|9 November - 27 November 2004
Conversations with Absent Others
||Conversations with absent others is an innovative continuation of Kershaw’s Geodetic Monuments series, shown at the Contemporary Project space, Art Gallery of New South Wales, 2002, and at the Centre for Contemporary Photography, Melbourne 2003. This new photographic series delves further into the idea of the landscape as a site for correspondence between the living and the dead. |
Geodetic stations were created in Australia from the1960s through to the 1980’s to serve as control points for map making, essentially punctuating the landscape for industrial or agricultural use. In this series, Kershaw has elaborately constructed shrine-like assemblages around the concrete obelisks, playing with the concept of emotional association that the naming of these structures implies.
The inspiration for this recent body of work began with an unlikely muse; a New South Wales field-hand, Ronald Dodd. Dodd was a locally esteemed character, and, as a gesture of recognition, the district council of his home-town, Lismore, named a geodetic point after him. This practice is not uncommon – these unmomentous concrete markers are often named after dead surveyors, imbuing them with personal and social relevance. As such, these geodetic points gain emotive significance as unofficial memorials. Kershaw became fascinated with the concept of prosaic landmarks transcending their utilitarian function. He has initiated a body of work which seeks to display the economic terrain as a ‘psycho-geographical landscape’ capable of instigating an ephemeral dialogue between the viewer and ‘absent others’.

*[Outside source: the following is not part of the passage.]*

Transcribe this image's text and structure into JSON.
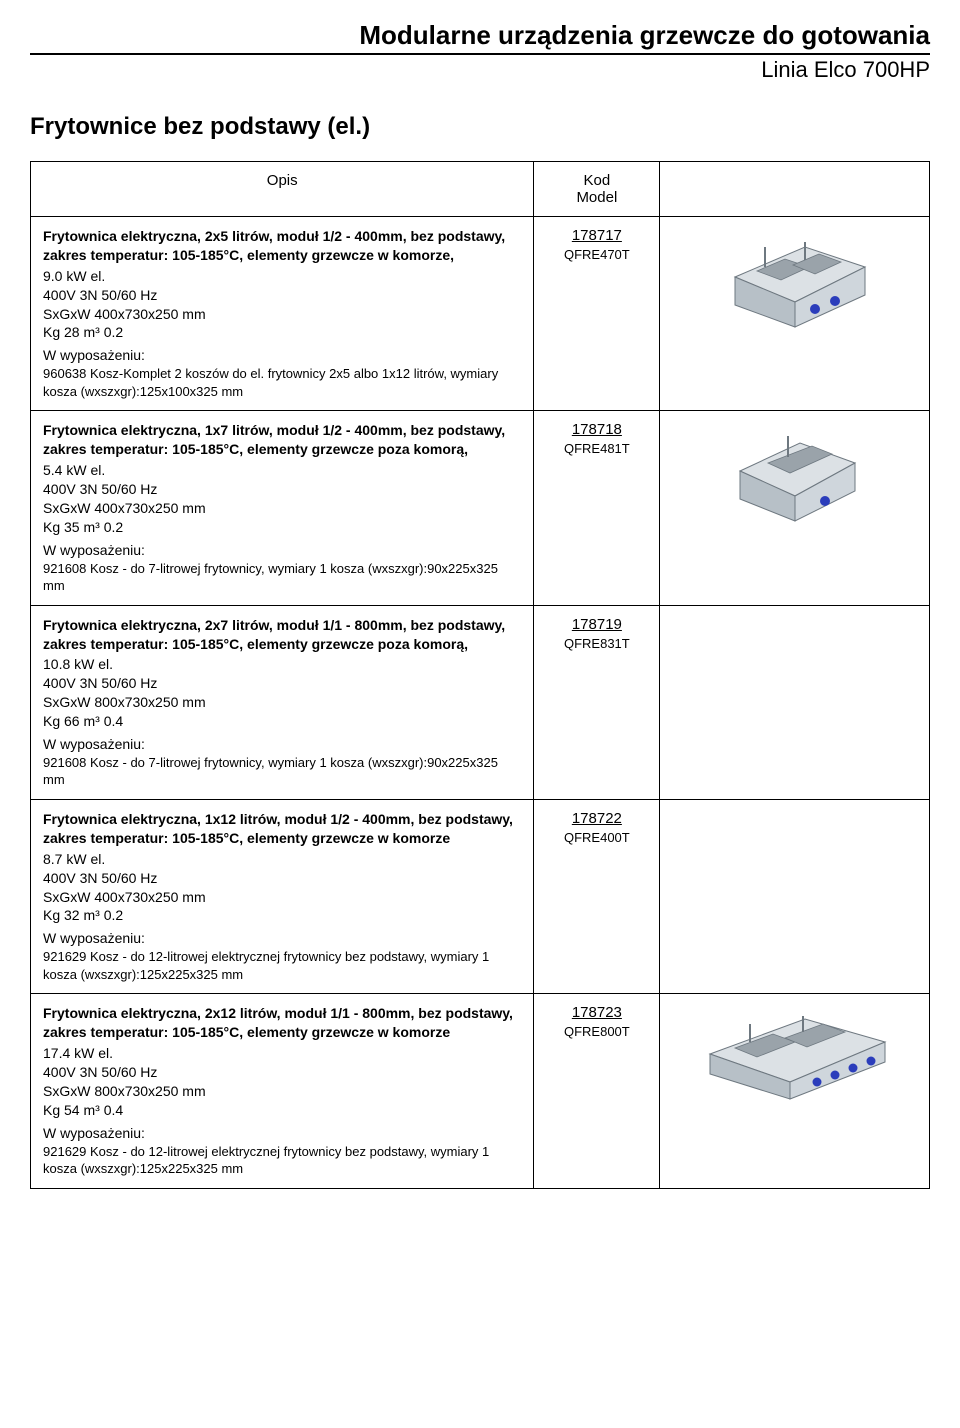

These photographs are majestic in their composition. Kershaw has deliberately selected geodetic points from pastoral locations for their mythological ambience. Rolling hills and manicured farmland seemed to possess more of a human presence. Employing the dramatic morning and evening skies as the backdrop to his uncanny compositions, Kershaw festoons these unassuming concrete monoliths and platforms with offerings and signals. One structure stands ominously with red wax dripping down its sides, suggestive of an alter or sacrificial table. In another, a pyramid of glasses containing milk akin to a Balinese temple seems to be summoning the goodwill of the spirits on top of a hill. These images are not lacking in humour, as a sea of faces cut from watermelons smile ridiculously as effigies of the living. Conversations with absent others presents alternative readings to an essentially static Euro-centric vision. These constructions attempt to instil the landscape with an atmosphere of empathy and memory, transforming their geodetic purpose into congregations reaching for the heavens.